The doctrines of V. I. Lenin (1870–1924), especially his core contributions—on the party, the state, imperialism, and revolution—to Marxist theory.
In What Is To Be Done? (1902) Lenin addressed the question of party organization. The book's specific intention was to criticize the ‘economists'’ stress upon legal struggles, which Lenin argued lost sight of Social Democracy's maximum programme which was to challenge for state power. He later admitted that in denigrating minimum demands he had ‘gone too far in the opposite direction’ and What Is To Be Done? was not republished after 1917. Lenin distinguished between trade union and socialist consciousness. Those who promoted the idea of spontaneous revolutionary activity by the proletariat were really abdicating political leadership. Left to itself the working class would inevitably adopt bourgeois ideology (although Lenin wrote, in 1905, that ‘the working class is instinctively, spontaneously social democratic’ (The Reorganization of the Party). What was needed was a vanguard party of professional revolutionaries. Its strategy and tactics should be rooted in the working class and its task was to lead the latter to a socialist consciousness. Lenin argued for the creation of parallel secret and mass organizations.
The 1903 Bolshevik–Menshevik split revealed opposing views on the nature of revolution and how far Lenin was moving away from what was regarded as Marxist orthodoxy. In The Development of Capitalism in Russia (1899) Lenin had followed Plekhanov in arguing that Russia was already capitalist but, because the bourgeoisie was weak, it was left to the proletariat to assume the tasks of the democratic revolution. Socialism was a distant prospect. However, the 1905 revolution caused a radical shift in Lenin's thinking. In Two Tactics of Social Democracy in the Democratic Revolution, he eschewed any alliance with the liberals who had sided with Tsarism against the revolutionary movement. The revolution would still have a bourgeois character but would be directed by ‘a revolutionary democratic dictatorship of the proletariat and the peasants’. Traditionally Marxists had regarded the peasantry as a conservative even reactionary class. Lenin maintained an ambivalent attitude towards it throughout his life but he became convinced that the social weight of the peasants would determine the immediate outcome of the revolution. When the Provisional Government refused to implement land reform after February 1917, Lenin placed the Bolsheviks firmly behind the peasants' demand for land.

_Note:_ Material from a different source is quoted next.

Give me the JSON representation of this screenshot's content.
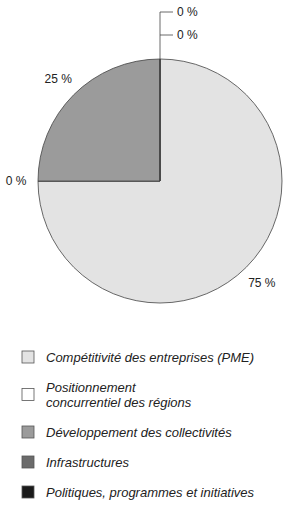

His 1905 writings had indicated that there might be some ‘growing over’ between the democratic and socialist revolutions. Imperialism, the Highest Stage of Capitalism (1916) presented the possibility of an immediate socialist revolution based upon Lenin's analysis of a fundamental change in the nature of capitalism—from competitive to monopoly. Banking cartels made enormous profits through exporting capital to backward countries; some of the repatriated profit was used to create a workers' aristocracy in Western Europe and so block the development of revolutionary consciousness. However, global capitalism and superexploitation provoked national self‐determination movements and the contradictions of uneven development in peripheral countries (like Russia) which Lenin termed ‘the weakest links’. Additionally, economic rivalry between the imperialist powers would result in war and international revolution.